Zelensky to blame his MPs and take personal credit for victories to win votes, says political analyst
Ukrainian political parties have already started limbering up for the next parliamentary elections, which are now a year-and-a-half away. The Ukrainian opposition lacks unity and the ruling Servant of the People party needs rebranding, senior analyst at the OPORA Citizens Network Oleksandr Klyuzhev has told Radio NV.
“All the opposition parties want to find a reason to say that the electoral trend has changed in a direction unfavorable to the party in power,” said Klyuzhev.
“The local midterm elections in Chernihiv (in March 27 - ed.) may be a formal reason for doing so, if a Servant of the People member doesn’t win there… (But) I don’t see, right now, any basis to assume that there’s a serious consolidation process happening in the (opposition) political powers.”
Klyuzhev also added that Servant of the People would likely take a different approach to their upcoming campaigns, as the next parliamentary and presidential elections will happen almost simultaneously.
“(Servants of the People) will in any case be overshadowed by (Ukraine’s President Volodymyr) Zelensky’s second term run, regardless of whether the parliamentary elections are held before or after the presidential ones,” says Klyuzhev.
According to the Ukrainian constitution, the next presidential elections should take place in March 2024.
“The incumbent president will try to convince his voters that Servant of the People MPs are to blame for all the mistakes, while at the same taking personal credit for every victory.

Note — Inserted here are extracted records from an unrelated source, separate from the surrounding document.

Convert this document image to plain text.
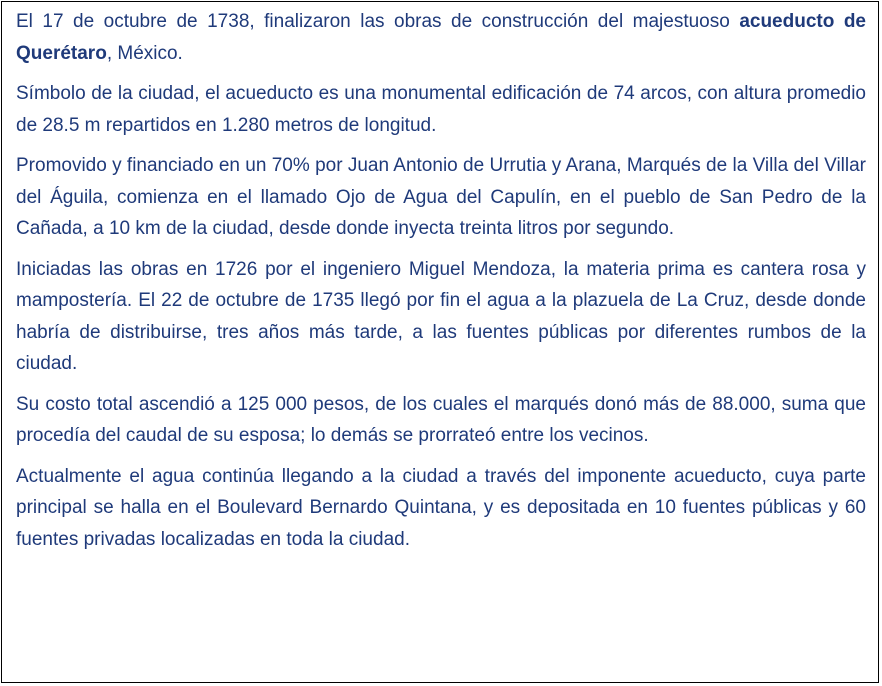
El 17 de octubre de 1738, finalizaron las obras de construcción del majestuoso acueducto de Querétaro, México.

Símbolo de la ciudad, el acueducto es una monumental edificación de 74 arcos, con altura promedio de 28.5 m repartidos en 1.280 metros de longitud.

Promovido y financiado en un 70% por Juan Antonio de Urrutia y Arana, Marqués de la Villa del Villar del Águila, comienza en el llamado Ojo de Agua del Capulín, en el pueblo de San Pedro de la Cañada, a 10 km de la ciudad, desde donde inyecta treinta litros por segundo.

Iniciadas las obras en 1726 por el ingeniero Miguel Mendoza, la materia prima es cantera rosa y mampostería. El 22 de octubre de 1735 llegó por fin el agua a la plazuela de La Cruz, desde donde habría de distribuirse, tres años más tarde, a las fuentes públicas por diferentes rumbos de la ciudad.

Su costo total ascendió a 125 000 pesos, de los cuales el marqués donó más de 88.000, suma que procedía del caudal de su esposa; lo demás se prorrateó entre los vecinos.

Actualmente el agua continúa llegando a la ciudad a través del imponente acueducto, cuya parte principal se halla en el Boulevard Bernardo Quintana, y es depositada en 10 fuentes públicas y 60 fuentes privadas localizadas en toda la ciudad.
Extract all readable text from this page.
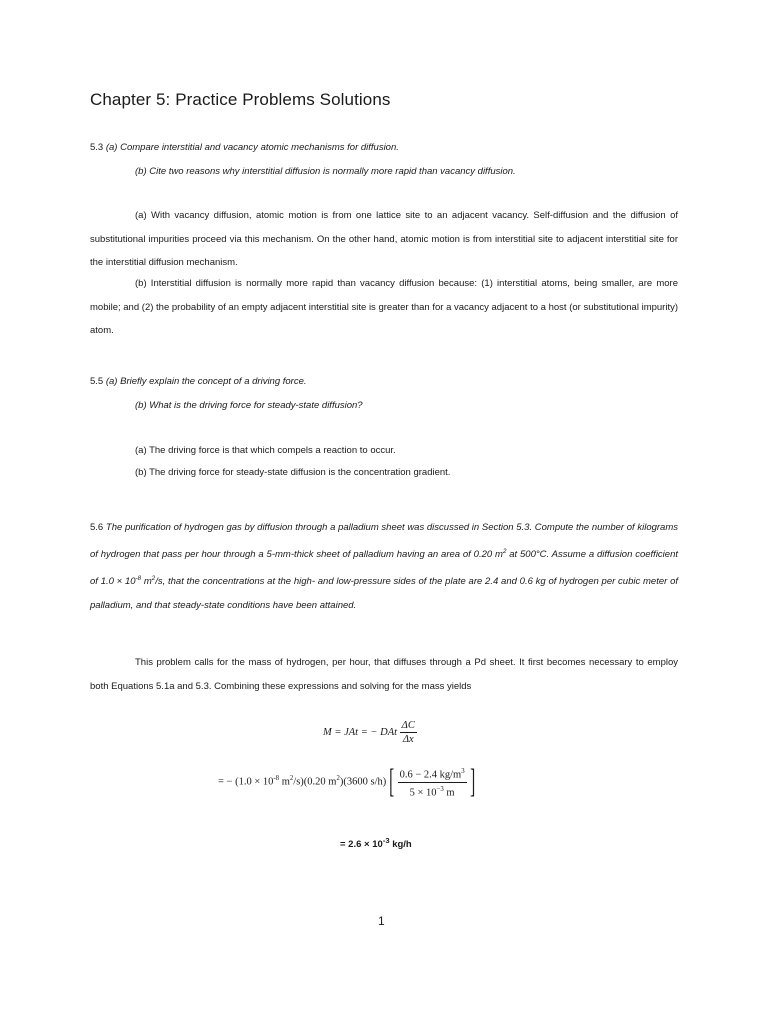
Chapter 5: Practice Problems Solutions
5.3 (a) Compare interstitial and vacancy atomic mechanisms for diffusion.
(b) Cite two reasons why interstitial diffusion is normally more rapid than vacancy diffusion.
(a) With vacancy diffusion, atomic motion is from one lattice site to an adjacent vacancy. Self-diffusion and the diffusion of substitutional impurities proceed via this mechanism. On the other hand, atomic motion is from interstitial site to adjacent interstitial site for the interstitial diffusion mechanism.
(b) Interstitial diffusion is normally more rapid than vacancy diffusion because: (1) interstitial atoms, being smaller, are more mobile; and (2) the probability of an empty adjacent interstitial site is greater than for a vacancy adjacent to a host (or substitutional impurity) atom.
5.5 (a) Briefly explain the concept of a driving force.
(b) What is the driving force for steady-state diffusion?
(a) The driving force is that which compels a reaction to occur.
(b) The driving force for steady-state diffusion is the concentration gradient.
5.6 The purification of hydrogen gas by diffusion through a palladium sheet was discussed in Section 5.3. Compute the number of kilograms of hydrogen that pass per hour through a 5-mm-thick sheet of palladium having an area of 0.20 $m^2$ at 500°C. Assume a diffusion coefficient of $1.0 \times 10^{-8}$ $m^2/s$, that the concentrations at the high- and low-pressure sides of the plate are 2.4 and 0.6 kg of hydrogen per cubic meter of palladium, and that steady-state conditions have been attained.
This problem calls for the mass of hydrogen, per hour, that diffuses through a Pd sheet. It first becomes necessary to employ both Equations 5.1a and 5.3. Combining these expressions and solving for the mass yields
M = JAt = − DAt $\frac{\Delta C}{\Delta x}$
= − ($1.0 \times 10^{-8}$ $m^2/s)(0.20$ $m^2)(3600$ $s/h)[ \frac{0.6 - 2.4 kg/m^3}{5 \times 10^{-3} m}$ ]
= $2.6 \times 10^{-3}$ kg/h
1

Thus, the party will inevitably undergo some rebranding.”
Zelensky’s representative at the Constitutional Court, Fedir Venislavsky, has said that the next parliamentary elections should be held in 2024 and not in 2023, as planned.
And at a Nov. 26 press conference, Zelensky mentioned that the schedule for the next planned parliamentary and presidential elections may be changed.
According to the data published by Razumkov Center (a Ukrainian non-governmental public policy think tank), if the presidential elections were to happen tomorrow, Zelensky and former Ukrainian president Petro Poroshenko would get the most votes. The two leading candidates would only be 2% apart among those who intend to vote and have already chosen their candidate.
As for political parties, Poroshenko’s European Solidarity is the clear leader and is breaking further away from Zelensky’s Servant of the People.